The way my father smelled like engine grease mixed with the Old Spice he’d use to disguise the smell of the cigarettes that he’d hide from my mother. The long talks we’d have while he was under a truck and I was sitting on an overturned bucket. We planned my entire life in the garage.
And then one fucked-up Fourth of July afternoon, everything I’d ever known was gone. It was ripped right out from beneath me with one hysterical call from Lance. Things have never been the same. Things will never be the same either.
I clear my throat as best as I can with a rock resting inside it.
“I have to get my shit together,” I say, turning away from the window.
My brain relies on muscle memory and switches away from all things emotional to all things practical.
“Where the heck am I going to go?”
I perch on the edge of the sofa and consider my options. Going home is out of the equation. Staying in this room is also impossible. I could visit my brothers, but that would equate to me getting zero work done because they equate me coming home to acting like children again. I could stay with Nana or I could get a hotel room in Chicago.
Or I could stay with Holt.
Would it be so awful to stay with him?
I bite my bottom lip and eye the folder on the desk.
He does work a lot, so I’d probably be able to get a lot done. And God knows I need to get a lot done. And would it be that bad to see a little of the city while I’m here?
I grin. It wouldn’t be terrible if I got a little time in his sheets either.
“What did he call it?” I ask aloud. “A multi-night stand? That’s not a bad idea.
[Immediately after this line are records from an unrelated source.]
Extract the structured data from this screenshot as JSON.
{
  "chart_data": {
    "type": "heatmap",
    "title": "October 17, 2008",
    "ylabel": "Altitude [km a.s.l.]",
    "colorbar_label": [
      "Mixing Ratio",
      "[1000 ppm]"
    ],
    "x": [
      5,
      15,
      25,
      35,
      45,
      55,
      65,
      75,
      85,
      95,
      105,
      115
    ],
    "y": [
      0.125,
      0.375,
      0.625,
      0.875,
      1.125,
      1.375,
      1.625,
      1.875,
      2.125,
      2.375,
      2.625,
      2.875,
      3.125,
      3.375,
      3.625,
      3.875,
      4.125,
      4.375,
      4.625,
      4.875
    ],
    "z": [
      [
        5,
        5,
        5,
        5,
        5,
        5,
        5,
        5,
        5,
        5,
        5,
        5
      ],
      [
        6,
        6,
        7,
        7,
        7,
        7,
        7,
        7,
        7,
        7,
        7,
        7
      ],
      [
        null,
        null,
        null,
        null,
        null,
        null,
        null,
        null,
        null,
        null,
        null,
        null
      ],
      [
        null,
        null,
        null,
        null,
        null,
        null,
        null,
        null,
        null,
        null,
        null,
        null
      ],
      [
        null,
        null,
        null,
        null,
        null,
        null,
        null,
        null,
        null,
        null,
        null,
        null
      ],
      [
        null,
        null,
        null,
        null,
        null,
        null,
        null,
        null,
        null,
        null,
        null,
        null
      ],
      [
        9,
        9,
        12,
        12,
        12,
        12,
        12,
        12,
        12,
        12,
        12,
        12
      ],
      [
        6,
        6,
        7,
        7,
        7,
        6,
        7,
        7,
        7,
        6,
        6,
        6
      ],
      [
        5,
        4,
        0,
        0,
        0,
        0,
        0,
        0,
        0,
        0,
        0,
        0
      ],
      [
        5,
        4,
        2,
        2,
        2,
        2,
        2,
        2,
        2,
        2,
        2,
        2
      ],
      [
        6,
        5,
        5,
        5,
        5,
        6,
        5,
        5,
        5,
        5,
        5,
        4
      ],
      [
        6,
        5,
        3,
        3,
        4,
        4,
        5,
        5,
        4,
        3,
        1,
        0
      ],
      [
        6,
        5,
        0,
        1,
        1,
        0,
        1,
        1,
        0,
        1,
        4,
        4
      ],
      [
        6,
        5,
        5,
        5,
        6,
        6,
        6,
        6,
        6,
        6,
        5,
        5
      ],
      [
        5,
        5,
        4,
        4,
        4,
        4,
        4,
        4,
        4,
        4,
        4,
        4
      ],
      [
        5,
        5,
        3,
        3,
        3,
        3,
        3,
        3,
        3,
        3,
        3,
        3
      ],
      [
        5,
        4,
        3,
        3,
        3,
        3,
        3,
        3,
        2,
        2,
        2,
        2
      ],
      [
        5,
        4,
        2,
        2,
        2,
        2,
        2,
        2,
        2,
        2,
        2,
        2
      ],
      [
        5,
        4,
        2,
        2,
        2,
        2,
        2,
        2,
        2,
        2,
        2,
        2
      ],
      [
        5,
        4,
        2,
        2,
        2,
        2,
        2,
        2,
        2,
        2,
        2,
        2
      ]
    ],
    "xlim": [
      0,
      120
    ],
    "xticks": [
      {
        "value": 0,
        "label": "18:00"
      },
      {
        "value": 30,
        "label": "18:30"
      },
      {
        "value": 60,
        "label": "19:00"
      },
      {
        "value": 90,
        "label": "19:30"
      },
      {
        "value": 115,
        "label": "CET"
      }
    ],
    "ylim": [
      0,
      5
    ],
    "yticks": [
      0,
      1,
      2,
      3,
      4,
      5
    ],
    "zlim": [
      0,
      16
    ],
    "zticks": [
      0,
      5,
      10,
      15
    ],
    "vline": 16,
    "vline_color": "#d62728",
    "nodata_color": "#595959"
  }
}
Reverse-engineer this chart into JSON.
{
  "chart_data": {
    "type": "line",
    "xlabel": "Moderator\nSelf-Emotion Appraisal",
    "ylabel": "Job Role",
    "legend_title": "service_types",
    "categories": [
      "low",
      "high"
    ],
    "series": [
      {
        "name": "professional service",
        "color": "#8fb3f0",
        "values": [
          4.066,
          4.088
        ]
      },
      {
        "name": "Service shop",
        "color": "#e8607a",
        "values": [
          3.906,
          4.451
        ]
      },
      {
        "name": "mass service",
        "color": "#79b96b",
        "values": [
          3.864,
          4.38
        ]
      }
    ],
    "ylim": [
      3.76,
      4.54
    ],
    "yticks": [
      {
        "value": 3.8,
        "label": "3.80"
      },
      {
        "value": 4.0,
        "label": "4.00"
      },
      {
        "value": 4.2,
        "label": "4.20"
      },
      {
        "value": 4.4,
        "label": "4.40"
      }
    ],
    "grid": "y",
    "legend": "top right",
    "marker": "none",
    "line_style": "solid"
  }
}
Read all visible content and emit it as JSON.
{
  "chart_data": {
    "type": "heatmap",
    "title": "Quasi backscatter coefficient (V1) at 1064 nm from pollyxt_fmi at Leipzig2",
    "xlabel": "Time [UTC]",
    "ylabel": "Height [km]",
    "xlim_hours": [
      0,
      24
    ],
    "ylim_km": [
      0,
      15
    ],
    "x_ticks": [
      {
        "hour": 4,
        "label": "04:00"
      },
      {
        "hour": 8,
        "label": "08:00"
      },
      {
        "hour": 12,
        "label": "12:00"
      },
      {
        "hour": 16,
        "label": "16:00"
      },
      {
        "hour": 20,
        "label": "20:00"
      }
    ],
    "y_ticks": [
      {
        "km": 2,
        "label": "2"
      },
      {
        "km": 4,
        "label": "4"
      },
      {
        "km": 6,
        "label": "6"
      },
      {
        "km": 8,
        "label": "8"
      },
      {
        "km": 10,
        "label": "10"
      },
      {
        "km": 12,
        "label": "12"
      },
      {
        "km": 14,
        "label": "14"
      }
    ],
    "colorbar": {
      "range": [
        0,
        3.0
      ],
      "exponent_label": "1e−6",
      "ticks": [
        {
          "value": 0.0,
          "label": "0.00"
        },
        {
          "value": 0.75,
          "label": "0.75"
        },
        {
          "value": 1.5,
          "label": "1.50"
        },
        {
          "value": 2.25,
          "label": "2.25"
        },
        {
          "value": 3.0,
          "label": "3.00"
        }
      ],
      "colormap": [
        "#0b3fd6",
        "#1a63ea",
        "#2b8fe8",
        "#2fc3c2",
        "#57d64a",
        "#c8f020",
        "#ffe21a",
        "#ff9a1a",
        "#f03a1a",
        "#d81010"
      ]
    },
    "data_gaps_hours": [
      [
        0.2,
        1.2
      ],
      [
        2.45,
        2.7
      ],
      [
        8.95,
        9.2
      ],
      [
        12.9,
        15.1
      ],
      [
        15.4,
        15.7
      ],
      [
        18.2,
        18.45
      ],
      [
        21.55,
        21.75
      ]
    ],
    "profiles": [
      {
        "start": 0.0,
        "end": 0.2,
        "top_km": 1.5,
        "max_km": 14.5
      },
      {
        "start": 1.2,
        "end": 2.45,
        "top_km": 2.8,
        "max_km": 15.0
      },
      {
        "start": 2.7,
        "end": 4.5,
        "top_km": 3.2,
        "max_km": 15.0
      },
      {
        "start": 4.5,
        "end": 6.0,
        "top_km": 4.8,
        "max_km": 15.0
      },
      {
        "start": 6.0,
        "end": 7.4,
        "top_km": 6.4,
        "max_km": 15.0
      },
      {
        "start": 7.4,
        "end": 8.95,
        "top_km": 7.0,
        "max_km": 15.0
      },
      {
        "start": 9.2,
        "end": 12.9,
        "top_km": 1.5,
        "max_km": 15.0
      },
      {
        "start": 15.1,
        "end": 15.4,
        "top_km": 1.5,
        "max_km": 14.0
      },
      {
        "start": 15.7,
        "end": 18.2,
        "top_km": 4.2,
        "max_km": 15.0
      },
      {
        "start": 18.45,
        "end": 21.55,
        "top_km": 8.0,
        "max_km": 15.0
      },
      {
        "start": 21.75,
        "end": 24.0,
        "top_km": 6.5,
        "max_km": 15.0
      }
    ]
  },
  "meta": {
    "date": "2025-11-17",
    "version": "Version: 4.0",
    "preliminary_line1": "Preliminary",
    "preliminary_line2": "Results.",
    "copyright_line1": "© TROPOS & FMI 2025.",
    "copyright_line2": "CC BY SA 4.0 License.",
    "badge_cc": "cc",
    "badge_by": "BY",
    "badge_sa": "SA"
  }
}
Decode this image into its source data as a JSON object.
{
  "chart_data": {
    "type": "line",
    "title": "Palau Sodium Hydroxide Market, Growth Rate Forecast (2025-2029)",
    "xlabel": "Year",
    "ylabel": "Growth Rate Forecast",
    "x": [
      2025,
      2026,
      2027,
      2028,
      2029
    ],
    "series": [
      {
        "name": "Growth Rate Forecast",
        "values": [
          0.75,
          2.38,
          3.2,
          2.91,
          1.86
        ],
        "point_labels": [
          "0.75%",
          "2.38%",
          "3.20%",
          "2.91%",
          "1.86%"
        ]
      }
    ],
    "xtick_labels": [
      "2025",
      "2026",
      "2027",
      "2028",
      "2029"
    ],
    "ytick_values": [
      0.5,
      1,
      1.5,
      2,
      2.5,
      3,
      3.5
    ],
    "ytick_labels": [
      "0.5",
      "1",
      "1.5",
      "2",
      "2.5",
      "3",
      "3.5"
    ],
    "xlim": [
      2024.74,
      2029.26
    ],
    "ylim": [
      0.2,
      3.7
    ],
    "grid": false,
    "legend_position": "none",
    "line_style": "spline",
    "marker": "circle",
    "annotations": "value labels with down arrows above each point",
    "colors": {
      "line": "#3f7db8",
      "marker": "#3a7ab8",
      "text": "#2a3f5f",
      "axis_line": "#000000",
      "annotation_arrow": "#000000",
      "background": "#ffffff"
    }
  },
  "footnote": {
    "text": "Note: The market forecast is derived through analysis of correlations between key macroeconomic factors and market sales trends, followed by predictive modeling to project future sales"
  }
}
It’s really no different than dating a guy for a few weeks just to get some action even though you know it’s not going to go anywhere.”
I mull that over. The longer it marinates in my head, the more it makes sense.
And the more I like it.
I grab my phone and call Sienna. She answers on the second ring.
“You’ve called me more since you’ve been out of town than you’ve called me since I’ve known you,” she says with a laugh.
“I’ve called you twice.”
“Exactly.”
It’s my turn to laugh. “How are things back there?”